# Ipod Touch stuck on "connect to iTunes" screen and won't sync



## The Beard (Mar 23, 2012)

My ipod is currently stuck on this screen:







It won't let me use my ipod or even sync it to my computer because every time I plug it in, iTunes tells me it won't sync because my iPod is locked with a passcode. It won't let my iPod connect to iTunes unless I put in the passcode on my iPod, which I of course can't do because it's stuck on this damn screen.
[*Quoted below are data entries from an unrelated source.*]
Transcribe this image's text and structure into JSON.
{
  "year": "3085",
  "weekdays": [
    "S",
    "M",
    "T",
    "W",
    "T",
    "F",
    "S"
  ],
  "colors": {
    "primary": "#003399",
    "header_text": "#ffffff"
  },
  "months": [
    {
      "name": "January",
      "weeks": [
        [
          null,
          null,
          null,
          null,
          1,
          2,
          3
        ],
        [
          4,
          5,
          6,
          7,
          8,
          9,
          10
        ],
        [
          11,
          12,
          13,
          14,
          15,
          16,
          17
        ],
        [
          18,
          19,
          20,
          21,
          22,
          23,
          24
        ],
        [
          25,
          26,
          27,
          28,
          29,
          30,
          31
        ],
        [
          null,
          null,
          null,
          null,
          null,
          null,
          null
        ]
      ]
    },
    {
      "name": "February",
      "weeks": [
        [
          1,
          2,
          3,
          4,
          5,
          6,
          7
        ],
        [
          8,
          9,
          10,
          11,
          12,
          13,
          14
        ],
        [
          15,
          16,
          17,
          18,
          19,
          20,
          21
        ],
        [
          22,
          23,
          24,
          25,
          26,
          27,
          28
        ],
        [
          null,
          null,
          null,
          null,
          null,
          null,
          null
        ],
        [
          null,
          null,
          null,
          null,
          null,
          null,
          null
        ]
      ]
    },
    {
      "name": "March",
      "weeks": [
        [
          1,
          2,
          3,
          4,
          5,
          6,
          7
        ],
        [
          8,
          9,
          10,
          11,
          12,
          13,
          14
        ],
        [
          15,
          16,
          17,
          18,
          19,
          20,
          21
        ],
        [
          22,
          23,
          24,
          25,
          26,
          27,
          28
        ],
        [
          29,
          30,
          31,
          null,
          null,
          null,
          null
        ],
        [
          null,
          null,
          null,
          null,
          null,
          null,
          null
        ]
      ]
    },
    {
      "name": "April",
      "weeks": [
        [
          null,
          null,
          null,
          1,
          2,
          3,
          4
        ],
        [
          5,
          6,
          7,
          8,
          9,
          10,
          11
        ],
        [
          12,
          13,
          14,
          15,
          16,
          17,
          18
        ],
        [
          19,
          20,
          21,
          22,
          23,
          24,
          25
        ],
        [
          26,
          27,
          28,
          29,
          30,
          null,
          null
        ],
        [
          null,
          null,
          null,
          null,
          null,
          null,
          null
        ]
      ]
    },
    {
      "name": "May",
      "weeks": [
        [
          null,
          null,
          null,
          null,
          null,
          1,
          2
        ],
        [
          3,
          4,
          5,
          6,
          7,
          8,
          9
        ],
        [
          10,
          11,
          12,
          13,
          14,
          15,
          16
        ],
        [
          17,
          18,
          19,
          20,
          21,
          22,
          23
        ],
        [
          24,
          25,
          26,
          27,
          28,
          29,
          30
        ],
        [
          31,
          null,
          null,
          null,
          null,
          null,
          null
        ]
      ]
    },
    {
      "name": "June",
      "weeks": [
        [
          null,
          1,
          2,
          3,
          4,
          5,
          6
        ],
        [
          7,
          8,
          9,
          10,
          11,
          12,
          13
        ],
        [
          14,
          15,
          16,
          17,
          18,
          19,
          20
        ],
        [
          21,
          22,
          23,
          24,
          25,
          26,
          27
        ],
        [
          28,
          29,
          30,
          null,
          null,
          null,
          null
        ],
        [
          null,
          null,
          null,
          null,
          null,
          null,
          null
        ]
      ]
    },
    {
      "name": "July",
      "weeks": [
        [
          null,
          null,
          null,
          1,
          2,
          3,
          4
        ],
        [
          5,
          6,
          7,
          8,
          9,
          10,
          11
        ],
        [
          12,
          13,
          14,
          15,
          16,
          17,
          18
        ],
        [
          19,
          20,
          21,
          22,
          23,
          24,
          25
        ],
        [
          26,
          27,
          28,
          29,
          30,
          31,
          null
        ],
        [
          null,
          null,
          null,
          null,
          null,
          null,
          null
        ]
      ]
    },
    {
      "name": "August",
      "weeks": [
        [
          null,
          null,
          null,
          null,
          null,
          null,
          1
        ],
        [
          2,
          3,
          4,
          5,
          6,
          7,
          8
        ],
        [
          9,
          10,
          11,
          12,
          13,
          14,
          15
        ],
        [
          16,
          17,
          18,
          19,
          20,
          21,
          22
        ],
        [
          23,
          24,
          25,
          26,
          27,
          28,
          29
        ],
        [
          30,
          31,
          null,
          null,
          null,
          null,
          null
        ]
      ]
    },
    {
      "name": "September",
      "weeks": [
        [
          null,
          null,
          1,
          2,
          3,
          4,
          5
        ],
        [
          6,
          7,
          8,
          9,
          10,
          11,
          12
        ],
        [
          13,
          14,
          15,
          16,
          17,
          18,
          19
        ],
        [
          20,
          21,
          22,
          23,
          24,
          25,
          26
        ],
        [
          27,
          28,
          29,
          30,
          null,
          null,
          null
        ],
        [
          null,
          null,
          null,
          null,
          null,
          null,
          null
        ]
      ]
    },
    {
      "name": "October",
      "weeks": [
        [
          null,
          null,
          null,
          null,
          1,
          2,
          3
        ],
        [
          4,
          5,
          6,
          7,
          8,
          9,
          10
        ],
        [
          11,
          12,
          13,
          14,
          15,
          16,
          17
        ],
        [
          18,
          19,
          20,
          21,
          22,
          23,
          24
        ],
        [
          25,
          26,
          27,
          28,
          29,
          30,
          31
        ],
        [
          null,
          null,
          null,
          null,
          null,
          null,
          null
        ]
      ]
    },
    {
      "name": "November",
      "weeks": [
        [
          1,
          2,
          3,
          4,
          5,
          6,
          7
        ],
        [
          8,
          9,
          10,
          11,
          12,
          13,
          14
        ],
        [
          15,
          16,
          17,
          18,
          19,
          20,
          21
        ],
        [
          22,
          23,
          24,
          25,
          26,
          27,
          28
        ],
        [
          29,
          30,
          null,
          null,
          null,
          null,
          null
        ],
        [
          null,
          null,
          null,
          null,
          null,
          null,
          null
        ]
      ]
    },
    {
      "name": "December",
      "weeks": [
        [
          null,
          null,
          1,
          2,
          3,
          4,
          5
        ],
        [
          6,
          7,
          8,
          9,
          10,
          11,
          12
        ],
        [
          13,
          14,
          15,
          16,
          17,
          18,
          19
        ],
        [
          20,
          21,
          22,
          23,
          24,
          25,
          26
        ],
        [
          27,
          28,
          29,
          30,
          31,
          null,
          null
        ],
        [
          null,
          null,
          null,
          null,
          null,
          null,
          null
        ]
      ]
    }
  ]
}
I've already tried the thing where you connect the iPod to the computer while holding the home button to restore it to factory settings, but the same thing happens again 

I've also tried letting it just die and then re-charging it but that did nothing as well 

Any ideas? Calling tech support and sending the damn thing in is a last resort


----------



## Asrial (Mar 24, 2012)

How new is the iPod?
I had a similar problem on my 2 year old iPod classic, and I got a message from the local dealer that the harddisk possibly was fried, but the repair bill would be bigger than a replacement.


----------



## The Beard (Mar 24, 2012)

It was a 3rd generation 64 gig, but the mods can go ahead and close this thread because my 15 year old sister fixed it for me today 

Apparently I was doing the method of "connecting it to itunes while holding the home button" wrong, but whatevs, it's fixed!


----------